Clive Humby coined in 2006 the phrase “data is the new oil”. As this was already true for companies like Google and Facebook it was the promotion of Hadoop into the state of an Apache top level project in 2008 which made a technology accessible to a broader public to turn his vision into global reality.
For the years to come companies began to collect as much data as possible from a variety of sources with the hope in mind that it may turn into gold some time if just the right algorithm was applied to it.
Some figured out how to transform raw data to business insights others are still struggling with the same question while their mostly uncatalogued data is getting (c)older and less valuable.
Although data of the aforementioned companies is aging as well, they still know how to turn it into action and keep up with the market. But as they develop a false sense of security the next evolutionary stage is around the corner.

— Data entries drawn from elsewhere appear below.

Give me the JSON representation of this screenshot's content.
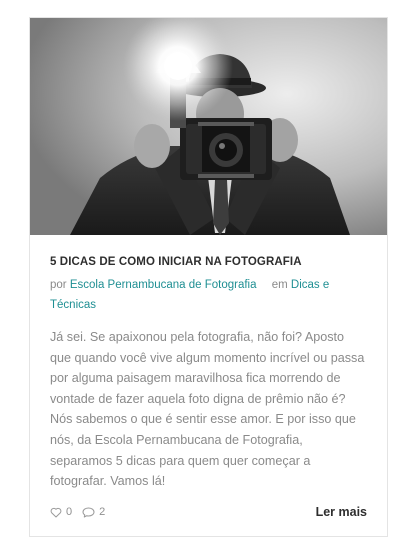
{
  "post": {
    "image_alt": "Fotógrafo com câmera antiga e flash",
    "title": "5 DICAS DE COMO INICIAR NA FOTOGRAFIA",
    "meta": {
      "by_label": "por",
      "author": "Escola Pernambucana de Fotografia",
      "in_label": "em",
      "category": "Dicas e Técnicas"
    },
    "excerpt": "Já sei. Se apaixonou pela fotografia, não foi? Aposto que quando você vive algum momento incrível ou passa por alguma paisagem maravilhosa fica morrendo de vontade de fazer aquela foto digna de prêmio não é? Nós sabemos o que é sentir esse amor. E por isso que nós, da Escola Pernambucana de Fotografia, separamos 5 dicas para quem quer começar a fotografar. Vamos lá!",
    "likes": "0",
    "comments": "2",
    "read_more": "Ler mais"
  },
  "icons": {
    "like": "heart-icon",
    "comment": "comment-bubble-icon"
  },
  "colors": {
    "link": "#1f8f93",
    "title": "#2e2e2e",
    "text": "#8a8a8a"
  }
}
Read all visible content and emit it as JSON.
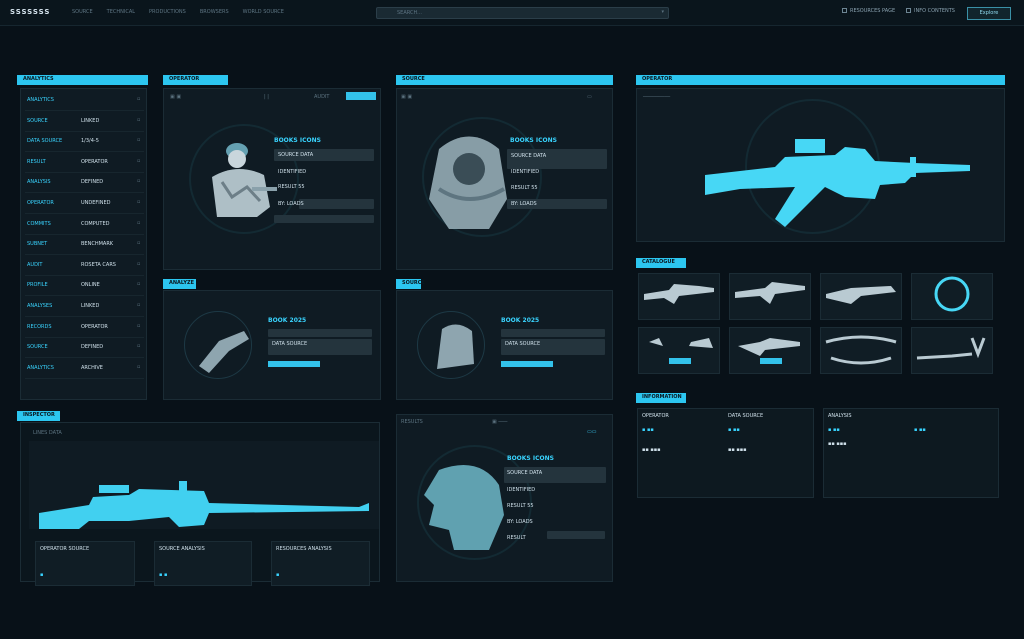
{
  "app": {
    "logo": "SSSSSSS",
    "nav": [
      "SOURCE",
      "TECHNICAL",
      "PRODUCTIONS",
      "BROWSERS",
      "WORLD SOURCE"
    ]
  },
  "search": {
    "placeholder": "SEARCH..."
  },
  "topright": {
    "link1": "RESOURCES PAGE",
    "link2": "INFO CONTENTS",
    "button": "Explore"
  },
  "sidebar": {
    "header": "ANALYTICS",
    "items": [
      {
        "label": "ANALYTICS",
        "value": ""
      },
      {
        "label": "SOURCE",
        "value": "LINKED"
      },
      {
        "label": "DATA SOURCE",
        "value": "1/3/4-5"
      },
      {
        "label": "RESULT",
        "value": "OPERATOR"
      },
      {
        "label": "ANALYSIS",
        "value": "DEFINED"
      },
      {
        "label": "OPERATOR",
        "value": "UNDEFINED"
      },
      {
        "label": "COMMITS",
        "value": "COMPUTED"
      },
      {
        "label": "SUBNET",
        "value": "BENCHMARK"
      },
      {
        "label": "AUDIT",
        "value": "ROSETA CARS"
      },
      {
        "label": "PROFILE",
        "value": "ONLINE"
      },
      {
        "label": "ANALYSES",
        "value": "LINKED"
      },
      {
        "label": "RECORDS",
        "value": "OPERATOR"
      },
      {
        "label": "SOURCE",
        "value": "DEFINED"
      },
      {
        "label": "ANALYTICS",
        "value": "ARCHIVE"
      }
    ]
  },
  "card1": {
    "header": "OPERATOR",
    "title": "BOOKS ICONS",
    "rows": [
      "SOURCE DATA",
      "IDENTIFIED",
      "RESULT 55",
      "BY: LOADS",
      "TAB"
    ],
    "tab_label": "AUDIT"
  },
  "card2": {
    "header": "SOURCE",
    "title": "BOOKS ICONS",
    "rows": [
      "SOURCE DATA",
      "IDENTIFIED",
      "RESULT 55",
      "BY: LOADS"
    ]
  },
  "card3": {
    "header": "ANALYZE",
    "title": "BOOK 2025",
    "rows": [
      "DATA SOURCE",
      "BLOCK"
    ]
  },
  "card4": {
    "header": "SOURCE",
    "title": "BOOK 2025",
    "rows": [
      "DATA SOURCE",
      "BLOCK"
    ]
  },
  "card5": {
    "header": "RESULTS",
    "title": "BOOKS ICONS",
    "rows": [
      "SOURCE DATA",
      "IDENTIFIED",
      "RESULT 55",
      "BY: LOADS",
      "RESULT"
    ]
  },
  "rifle_panel": {
    "header": "OPERATOR"
  },
  "thumbs": {
    "header": "CATALOGUE"
  },
  "bottom_left": {
    "header": "INSPECTOR",
    "subtitle": "LINES DATA",
    "cards": [
      "OPERATOR SOURCE",
      "SOURCE ANALYSIS",
      "RESOURCES ANALYSIS"
    ]
  },
  "bottom_right": {
    "header": "INFORMATION",
    "cols": [
      "OPERATOR",
      "DATA SOURCE",
      "ANALYSIS"
    ]
  }
}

Not to stay with the market but getting ahead of it requires immediate insights from data generated just the other moment. That is why we are currently seeing an emerging development from data at rest (batch mode processing) to data in motion (stream processing).
Like in the oil business it is not only about owning the raw material but it requires to master the refinement process as well in order to be successful.
In contrast to the early stages of big data processing this phase does not only require a new technology but demands for a paradigm shift as well.
While processing was bound to stable datasets, could be performed with a widely known language based on set theory (SQL) and provided reproducible results, working with data in motion is more complex as time, context and uncertainty are significant characteristics.
Thus evolving a big data architecture by adding the concepts of data in motion must go hand in hand with a significant shift in how data is understood and worked with.
Although both aspects imply changes the latter is the most important as a technology simply provides the foundation but it is the person who exploits it that is turning data to insights and finally to revenue.
Like any evolutionary step this one implies a cultural change as well.
The mission of this project or blog is to shed some light on the aspects of fast data architectures and provide a practical guide on how to turn them into a success – from a technological as well as cultural perspective.